A Simple and Effective $L_2$ Norm-Based Strategy for KV Cache Compression

Alessio Devoto,Yu Zhao,Simone Scardapane,Pasquale Minervini
2024-10-29
Abstract:The deployment of large language models (LLMs) is often hindered by the extensive memory requirements of the Key-Value (KV) cache, especially as context lengths increase. Existing approaches to reduce the KV cache size involve either fine-tuning the model to learn a compression strategy or leveraging attention scores to reduce the sequence length. We analyse the attention distributions in decoder-only Transformers-based models and observe that attention allocation patterns stay consistent across most layers. Surprisingly, we find a clear correlation between the $L_2$ and the attention scores over cached KV pairs, where a low $L_2$ of a key embedding usually leads to a high attention score during decoding. This finding indicates that the influence of a KV pair is potentially determined by the key embedding itself before being queried. Based on this observation, we compress the KV cache based on the $L_2$ of key embeddings. Our experimental results show that this simple strategy can reduce the KV cache size by 50% on language modelling and needle-in-a-haystack tasks and 90% on passkey retrieval tasks without losing accuracy. Moreover, without relying on the attention scores, this approach remains compatible with FlashAttention, enabling broader applicability.
Computation and Language,Artificial Intelligence
What problem does this paper attempt to address?

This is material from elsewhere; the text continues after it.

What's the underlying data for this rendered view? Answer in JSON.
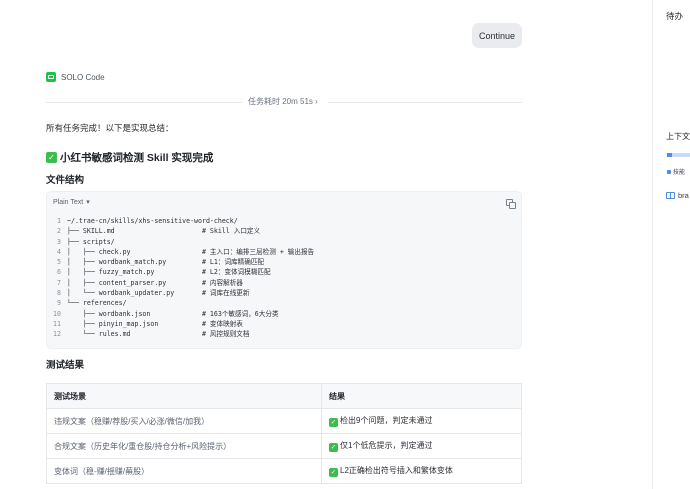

The problem that this paper attempts to solve is the high decoding latency and hardware limitations caused by the large - scale memory occupation of Key - Value (KV) caches when large - language models (LLMs) handle long - context. Specifically, as the context length increases, the size of the KV cache will increase significantly. This not only increases the memory usage but also leads to frequently reading a large amount of data from high - bandwidth memory (HBM) to streaming multiprocessors (SM) during the decoding process, thereby reducing the efficiency of the model and the possibility of practical deployment. To solve this problem, existing methods usually involve fine - tuning the model to learn compression strategies or using attention scores to reduce the sequence length. However, these methods often require complex algorithms or a large amount of computational overhead, and some methods are incompatible with FlashAttention in modern LLMs inference systems, limiting their practicality. By analyzing the attention distribution in the Transformer - based decoder model, the authors of this paper discovered a simple and effective KV cache compression strategy. They observed that in most layers, the attention distribution pattern remains consistent and there is an obvious correlation: that is, there is a high correlation between the L2 norm of the key embeddings and their corresponding attention scores. Specifically, key embeddings with a low L2 norm usually lead to high attention scores during the decoding process. Based on this finding, the authors proposed a KV cache compression method based on the L2 norm of key embeddings. This method can reduce the size of the KV cache by more than 50% without losing accuracy and is compatible with FlashAttention, increasing the scope of application of the method. In conclusion, this paper aims to effectively solve the memory and performance challenges faced by large - language models when handling long - context by proposing an L2 - norm - based KV cache compression strategy.